Assume I trained a binary classifier $f$ and I was able to extract an optimal decision value $t$ such that the binary output $\widehat{y}$ of the classifier is: $$ \widehat{y} = \begin{cases} 1, & f(x) \geq t \\ 0, & f(x) < t \end{cases} $$ Intrinsic to this classifier (at threshold $t$) are the True Positive Rate and False Positive Rate:
- $TPR = \Pr(\widehat{y}=1|y=1)$
- $FPR = \Pr(\widehat{y}=1|y=0)$
where $y$ is the true label of the sample.
Let's now assume that the classifier is deployed into a staging environment (call it $S$) for several weeks, where it will be presented with a fraction $N = \Pr(y=0|S)$ of negative and $P = \Pr(y=1|S)$ of positive examples.

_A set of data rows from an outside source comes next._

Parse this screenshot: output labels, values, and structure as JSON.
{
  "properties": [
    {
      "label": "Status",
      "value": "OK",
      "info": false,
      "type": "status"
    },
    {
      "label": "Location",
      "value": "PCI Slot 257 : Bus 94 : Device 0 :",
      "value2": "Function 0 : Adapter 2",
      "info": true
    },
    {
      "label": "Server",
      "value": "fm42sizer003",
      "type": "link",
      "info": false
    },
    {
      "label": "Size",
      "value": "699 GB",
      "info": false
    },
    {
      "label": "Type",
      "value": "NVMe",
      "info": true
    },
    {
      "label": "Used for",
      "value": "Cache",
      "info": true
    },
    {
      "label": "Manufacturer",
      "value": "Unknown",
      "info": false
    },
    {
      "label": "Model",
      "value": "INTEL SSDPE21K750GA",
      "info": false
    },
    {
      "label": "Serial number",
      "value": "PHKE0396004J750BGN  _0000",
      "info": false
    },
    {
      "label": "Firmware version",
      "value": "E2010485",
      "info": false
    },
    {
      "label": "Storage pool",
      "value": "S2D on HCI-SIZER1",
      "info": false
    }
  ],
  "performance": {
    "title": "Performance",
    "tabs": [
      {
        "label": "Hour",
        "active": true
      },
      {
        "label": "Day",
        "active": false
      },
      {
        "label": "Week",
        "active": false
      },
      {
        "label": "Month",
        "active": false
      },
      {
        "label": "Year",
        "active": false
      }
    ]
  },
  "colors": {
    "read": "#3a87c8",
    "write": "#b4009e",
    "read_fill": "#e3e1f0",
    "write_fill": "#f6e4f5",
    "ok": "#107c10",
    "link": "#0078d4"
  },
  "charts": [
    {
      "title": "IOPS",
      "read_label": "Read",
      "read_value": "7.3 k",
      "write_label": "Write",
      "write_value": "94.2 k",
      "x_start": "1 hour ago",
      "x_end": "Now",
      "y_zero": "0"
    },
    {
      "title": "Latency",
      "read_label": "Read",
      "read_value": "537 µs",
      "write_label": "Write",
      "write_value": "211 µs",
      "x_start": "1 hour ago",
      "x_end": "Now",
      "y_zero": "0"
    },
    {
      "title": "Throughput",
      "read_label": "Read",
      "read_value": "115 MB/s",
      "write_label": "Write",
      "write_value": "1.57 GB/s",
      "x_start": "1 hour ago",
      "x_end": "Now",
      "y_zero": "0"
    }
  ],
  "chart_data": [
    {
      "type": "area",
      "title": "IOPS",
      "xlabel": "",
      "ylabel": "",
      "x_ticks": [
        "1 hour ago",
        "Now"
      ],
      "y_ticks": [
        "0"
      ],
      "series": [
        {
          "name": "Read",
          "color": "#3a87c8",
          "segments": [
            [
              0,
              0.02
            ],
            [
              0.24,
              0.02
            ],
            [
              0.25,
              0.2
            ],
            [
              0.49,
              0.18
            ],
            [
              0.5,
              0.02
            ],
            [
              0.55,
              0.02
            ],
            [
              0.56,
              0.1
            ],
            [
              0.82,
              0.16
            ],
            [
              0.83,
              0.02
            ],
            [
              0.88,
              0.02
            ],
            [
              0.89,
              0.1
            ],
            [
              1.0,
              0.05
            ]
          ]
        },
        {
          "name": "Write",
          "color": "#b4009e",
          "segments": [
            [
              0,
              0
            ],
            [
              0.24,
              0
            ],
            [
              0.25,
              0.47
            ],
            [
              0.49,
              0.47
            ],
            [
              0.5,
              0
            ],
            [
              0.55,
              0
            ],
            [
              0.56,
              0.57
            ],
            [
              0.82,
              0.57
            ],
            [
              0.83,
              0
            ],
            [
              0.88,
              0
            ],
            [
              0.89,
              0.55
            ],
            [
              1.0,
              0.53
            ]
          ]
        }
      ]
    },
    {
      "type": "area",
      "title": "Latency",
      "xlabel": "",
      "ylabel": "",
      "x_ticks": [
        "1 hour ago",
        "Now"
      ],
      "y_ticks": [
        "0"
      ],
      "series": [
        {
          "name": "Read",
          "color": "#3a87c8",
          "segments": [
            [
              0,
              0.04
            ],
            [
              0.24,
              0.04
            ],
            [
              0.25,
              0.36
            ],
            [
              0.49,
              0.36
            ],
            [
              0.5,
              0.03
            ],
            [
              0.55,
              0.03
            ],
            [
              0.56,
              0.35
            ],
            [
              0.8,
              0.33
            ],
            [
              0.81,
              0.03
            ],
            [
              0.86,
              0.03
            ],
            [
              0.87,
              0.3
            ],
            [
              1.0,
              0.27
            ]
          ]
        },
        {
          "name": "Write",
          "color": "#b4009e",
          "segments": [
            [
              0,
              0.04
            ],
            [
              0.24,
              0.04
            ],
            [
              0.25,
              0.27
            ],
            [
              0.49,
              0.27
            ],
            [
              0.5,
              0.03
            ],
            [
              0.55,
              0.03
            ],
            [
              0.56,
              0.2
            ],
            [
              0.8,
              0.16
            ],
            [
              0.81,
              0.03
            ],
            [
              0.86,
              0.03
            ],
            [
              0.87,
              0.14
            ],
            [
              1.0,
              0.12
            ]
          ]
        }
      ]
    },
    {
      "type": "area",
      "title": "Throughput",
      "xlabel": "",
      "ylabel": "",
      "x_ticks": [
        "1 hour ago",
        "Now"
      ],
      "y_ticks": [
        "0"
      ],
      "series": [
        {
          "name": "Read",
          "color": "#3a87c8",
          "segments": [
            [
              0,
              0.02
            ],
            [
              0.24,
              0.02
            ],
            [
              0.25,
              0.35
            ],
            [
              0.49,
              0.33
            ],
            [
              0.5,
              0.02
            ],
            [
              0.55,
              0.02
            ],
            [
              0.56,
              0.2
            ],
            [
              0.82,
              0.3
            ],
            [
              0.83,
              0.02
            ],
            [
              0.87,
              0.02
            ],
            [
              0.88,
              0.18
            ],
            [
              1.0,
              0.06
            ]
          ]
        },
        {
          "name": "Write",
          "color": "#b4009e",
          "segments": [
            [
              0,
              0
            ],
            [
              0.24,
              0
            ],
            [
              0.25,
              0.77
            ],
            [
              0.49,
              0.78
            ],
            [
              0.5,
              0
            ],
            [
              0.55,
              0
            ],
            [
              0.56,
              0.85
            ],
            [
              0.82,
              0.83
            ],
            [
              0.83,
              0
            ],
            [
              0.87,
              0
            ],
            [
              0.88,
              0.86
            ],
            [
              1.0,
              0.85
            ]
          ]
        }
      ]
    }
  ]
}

My question is this: is it correct to expect the following fraction of positive classifications given the data in $S$? $$ \begin{align} \Pr(\widehat{y}=1|S) &= \Pr(\widehat{y}=1|y=1,S) \cdot \Pr(y=1|S) \\ &+ \Pr(\widehat{y}=1|y=0,S) \cdot \Pr(y=0|S) \\ &= TPR \cdot P + FPR\cdot N \end{align} $$
That is, are $TPR, FPR$ independent of $S$?
- $\Pr(\widehat{y}=1|y=1,S) = \Pr(\widehat{y}=1|y=1) = TPR$
- $\Pr(\widehat{y}=1|y=0,S) = \Pr(\widehat{y}=1|y=0) = FPR$
My intuition is that this holds provided that the sample distribution in $S$ is similar to the hold-out test set used to compute $TPR$, but I need some help with formalizing this concept. Moreover, are there any other caveats?